We spent the semester reading Michelle Alexander’s The New Jim Crow: Mass Incarceration in an Age of Colorblindness, which is a pretty intense read, not so much because it’s exhaustively (and exhaustingly) researched, but because the news is so relentlessly BAD. Add to that my average class which is overwhelmingly African American with a fair representation of formerly incarcerated folks and the children, mates and family of incarcerated folks, and it becomes quite a heady mix.
Our time together is always rich, and this semester has been especially so. I’m really consciously bringing mutuality to bear in the classroom, making a place where it’s safe for everyone to show up as they are and speak their truth. Sometimes that truth is quite a bit out of kilter with what other students hold, and we have had some shouting matches and once a near call to “take it outside” between two young men on either side of the classroom and an ideological divide. I had to actually shout myself that day just to be heard and sound a call to quiet, like a ref blowing a whistle. It was all good.
Now reading their papers, I am confronted by how little effect I can have as a teacher of writing. The content is often good, honest, raw, and knowing, but the expression doesn’t always match it. I should add here that the course is in writing research papers, not criminal justice or sociology, so the outcomes I’m assessing have to do with framing a thesis, information literacy, ethical use of sources and so on. Still, there is a good deal of delight in what I read.
These students are the next generation in this emerging awareness of and movement to end race-based mass incarceration. If it’s going to end, and they are almost equally of both minds: it can and it can’t, then it will in large part be up to them. And yet when I consider how deep the layers are, poverty, ghettoization, and the inherent and (not so) invisible racism that underlies the process, it’s hard not to lose heart.
Alexander’s book replaced Letters from the Dhamma Brothers as my primary text. Students brought it to my attention, used it as a source. When I first tried to read it, I was overwhelmed, but I assigned it anyway, and then I went online looking for some tool that would help them manage it. I found the Veteran’s of Hope New Jim Crow Study Guide and Call to Action, and this has been a useful tool. It asks the hard questions that the book raises about our individual complicity in this system, the way we are bamboozled by the media, especially television news, and both “reality” and fictional shows about law and order. About our beliefs and understandings of the nature of race in the Obama America. About the role of personal responsibility and how easy it’s been to blame black men for abandoning their families without wondering where they’ve gone.
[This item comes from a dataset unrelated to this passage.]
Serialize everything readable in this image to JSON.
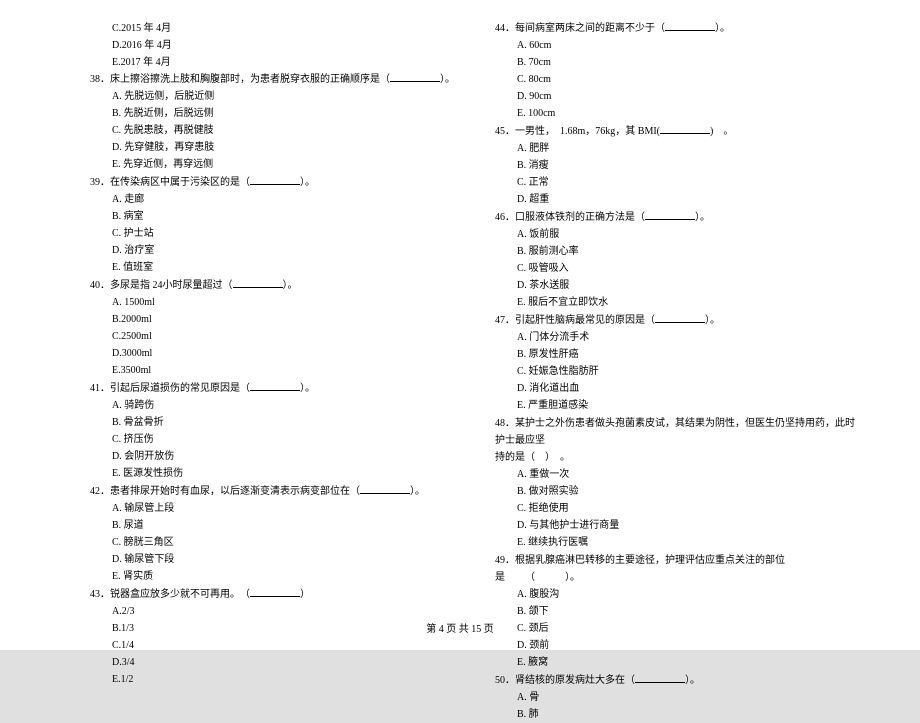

What keeps me connected to the topic as the semesters and years go by is the way the students respond. One young man, who to be frank is scrambling at this point to get everything in before the cut off date, a former felon who is in school on a grant, told me he couldn’t believe that “they allow” me to teach this. He expressed concern for my safety, and one day, asked to speak to me privately in the hallway. In tears, he told me he couldn’t read the book. He couldn’t stand to read the relentless march of facts about the role of racism in criminal justice. It was his story, and it was breaking his heart. His resistance took the form of absenteeism and missed assignments, then at the birth of his new daughter, a rock lifted off of him, and he tore into the work with a vengeance. It remains to be seen whether he gets the points to pass, but it will not be his lack of passion or intelligence if he doesn’t. It will be the years and years of hitting the wall of race-based limitations that have directed so much of his early life. One of his classmates has been to every class and participated quite powerfully and not handed in a single assignment. Not one. What to do?
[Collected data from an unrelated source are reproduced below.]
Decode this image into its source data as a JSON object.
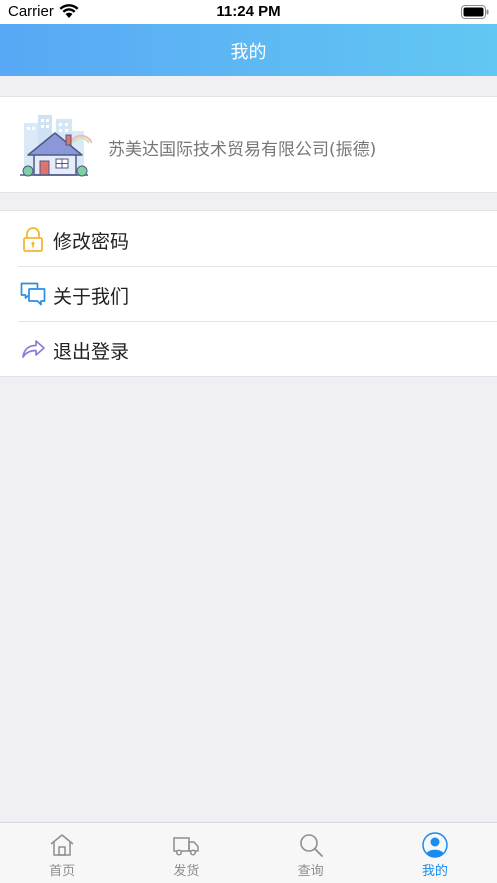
{
  "status_bar": {
    "carrier": "Carrier",
    "time": "11:24 PM"
  },
  "nav": {
    "title": "我的"
  },
  "profile": {
    "company_name": "苏美达国际技术贸易有限公司(振德)"
  },
  "menu": {
    "items": [
      {
        "label": "修改密码",
        "icon": "lock-icon"
      },
      {
        "label": "关于我们",
        "icon": "chat-bubbles-icon"
      },
      {
        "label": "退出登录",
        "icon": "share-arrow-icon"
      }
    ]
  },
  "tabs": [
    {
      "label": "首页",
      "icon": "home-icon"
    },
    {
      "label": "发货",
      "icon": "truck-icon"
    },
    {
      "label": "查询",
      "icon": "search-icon"
    },
    {
      "label": "我的",
      "icon": "user-icon",
      "active": true
    }
  ],
  "colors": {
    "accent": "#1a8cf0",
    "nav_start": "#58a8f5",
    "nav_end": "#62c7f2"
  }
}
All I can do is hold space. I don’t mean to be cliched, but as I often tell them “a journey of ten thousand miles begins with a single step.” Some succeed brilliantly. Some muddle through. Some fail. All learn something that is bound to change their perspective on their journey. And in ten or twenty or thirty years time, when they look at the nature and texture of race in American democracy, maybe they will see that collectively we made a difference.